The issue we want to address first is the inversion of control, the trust that is so fragilely held and so easily lost.
Recall that we wrap up the continuation of our program in a callback function, and hand that callback over to another party (potentially even external code) and just cross our fingers that it will do the right thing with the invocation of the callback.
We do this because we want to say, “here’s what happens later, after the current step finishes.”
But what if we could uninvert that inversion of control? What if instead of handing the continuation of our program to another party, we could expect it to return us a capability to know when its task finishes, and then our code could decide what to do next?

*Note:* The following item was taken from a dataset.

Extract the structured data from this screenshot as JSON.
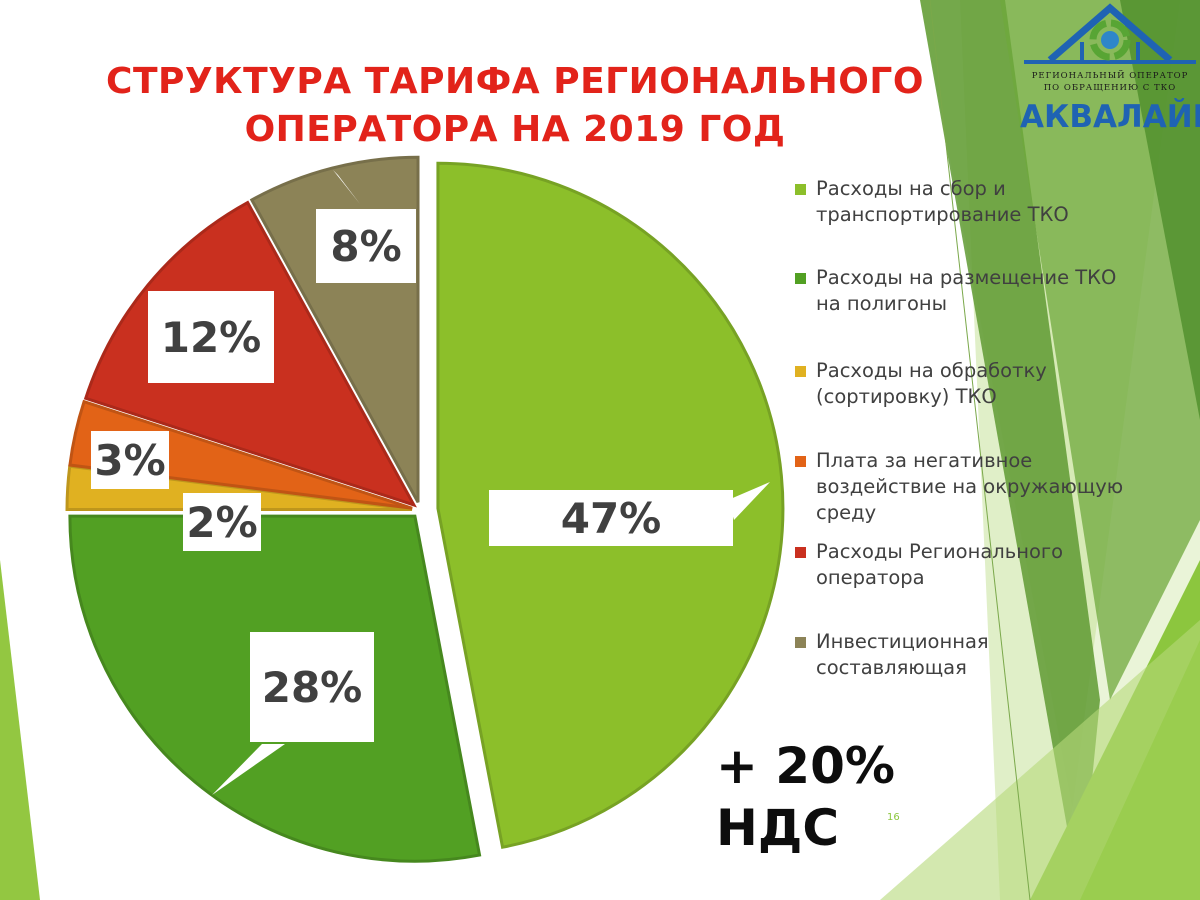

This paradigm is called Promises.
Promises are starting to take the JS world by storm, as developers and specification writers alike desperately seek to untangle the insanity of callback hell in their code/design. In fact, most new async APIs being added to JS/DOM platform are being built on Promises. So it’s probably a good idea to dig in and learn them, don’t you think!?
Note: The word “immediately” will be used frequently in this chapter, generally to refer to some Promise resolution action. However, in essentially all cases, “immediately” means in terms of the Job queue behavior (see Chapter 1), not in the strictly synchronous now sense.